Il y a encore une remarque à faire : l'institution judaïque, alors, exigeait, par surérogation, l'observation des sacrifices, des sabbats, des néoménies et de beaucoup d'autres pratiques semblables, dont l'observation et l'omission sont parfaitement indifférentes à la sagesse, à la vertu, au bien. Le monde a vu des hommes qui, sans s'astreindre à ces pratiques, sans égorger aucune victime, sans célébrer aucune fête, sans jeûner avec ostentation, ont mené, sur la terre, la vie des anges, attiré sur eux les complaisances de Dieu, surpassé la nature humaine, et amené l'univers à la connaissance de Dieu par les merveilles de leur vertu.
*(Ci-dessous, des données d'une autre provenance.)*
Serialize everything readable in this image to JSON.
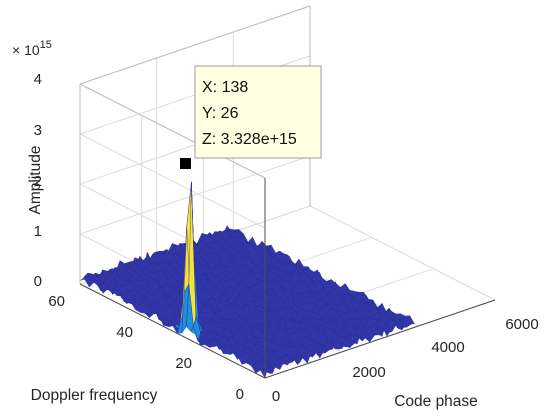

Qu'y a-t-il, en effet, d'égal à Daniel? d'égal aux trois enfants qui ont accompli par anticipation le plus grand précepte évangélique, et pratiqué la vertu qui résume toutes les autres ? Personne, est-il dit, ne peut avoir une plus grande charité que de sacrifier sa vie pour ses amis. (Jean, XV, 13.) Or, ils ont donné leur vie pour Dieu. Et ce n'est pas seulement pour cela qu'ils sont dignes d'admiration, mais parce qu'ils l'ont fait sans espoir d'aucune récompense. C'est pourquoi ils disaient: Il est au ciel un Dieu qui a la puissance de nous délivrer, et quand il ne le ferait pas, sache, ô roi, que nous n'adorons pas tes dieux. (Dan. III, 17.) Cette récompense nous suffit, disent-ils, que nous mourons pour Dieu. Voilà ce qu'ils ont fait; voilà à quelle éminente vertu ils se sont élevés, sans observer aucune des prescriptions légales.